Site icon KaltengPos

Wakil Ketua Dewan Lamandau Marah, Proyek Drainase Diduga Mangkrak

MENINJAU PEMBANGUNAN: Wakil Katua DPRD Lamandau Budi Rahmat bersama rombongan komisi III DPRD melihat langsung pembangunan drainase di Jalan Tjilik Riwut, Senin (10/1). (RUSLAN/KALTENG POS)

NANGA BULIK-Wakil Katua DPRD Lamandau Budi Rahmat meluapkan kemarahannya saat menemukan proyek pembangunan saluran pembuangan air atau drainase yang mangkrak akibat kelalaian kontraktor.

Rombongan Komisi III DPRD Lamandau mendatangi langsung lokasi pengerjaan proyek di jalan Tjilik Riwut.

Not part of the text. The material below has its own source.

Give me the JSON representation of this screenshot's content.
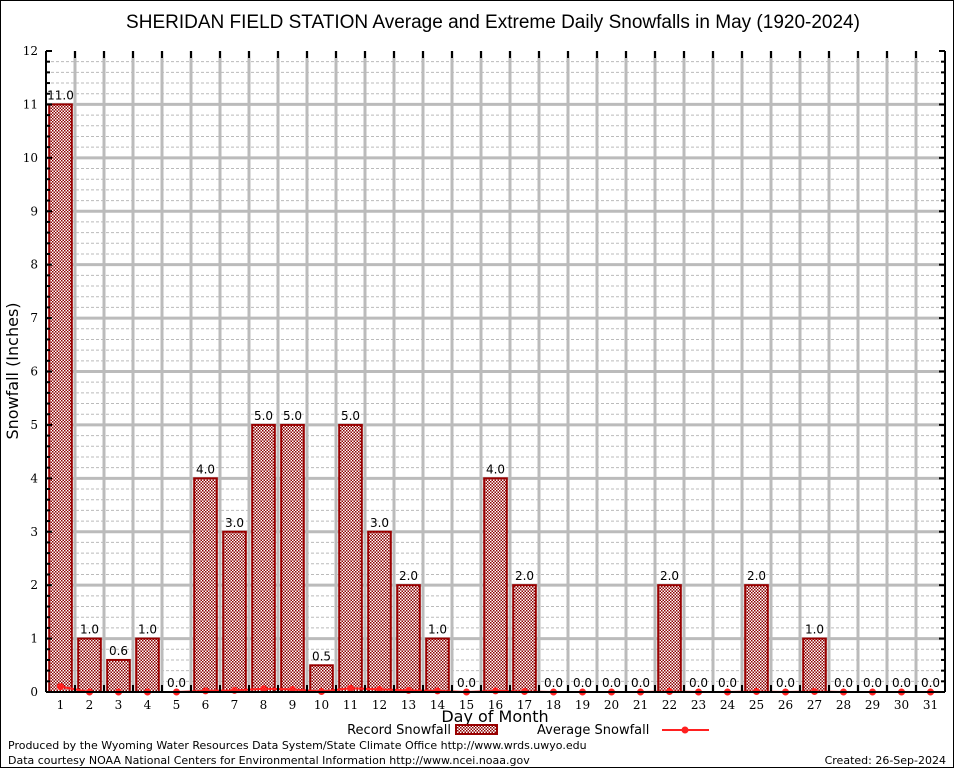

Hasilnya banyak kejanggalan yang ditemukan di lapangan. Mulai dari proyek yang tidak diselesaikan tepat waktu, rusaknya instalasi pipa milik PDAM yang terkena dampak penggalian, hingga rusaknya jalan yang longsor akibat penggalian saluran drainase.

Menanggapi hal ini, Wakil Ketua DPRD Budi Rahmat mengungkapkan kekesalannya dan menyebut kontraktor preman dan tak bertanggung jawab. “Buat apa kontraktor reman seperti ini disuruh kerja, kita anggarkan pembangunan ini supaya lebih baik bukan sebaliknya malah merusak,” ujar Wakil Katua DPRD Lamandau Budi Rahmat, Senin (10/1).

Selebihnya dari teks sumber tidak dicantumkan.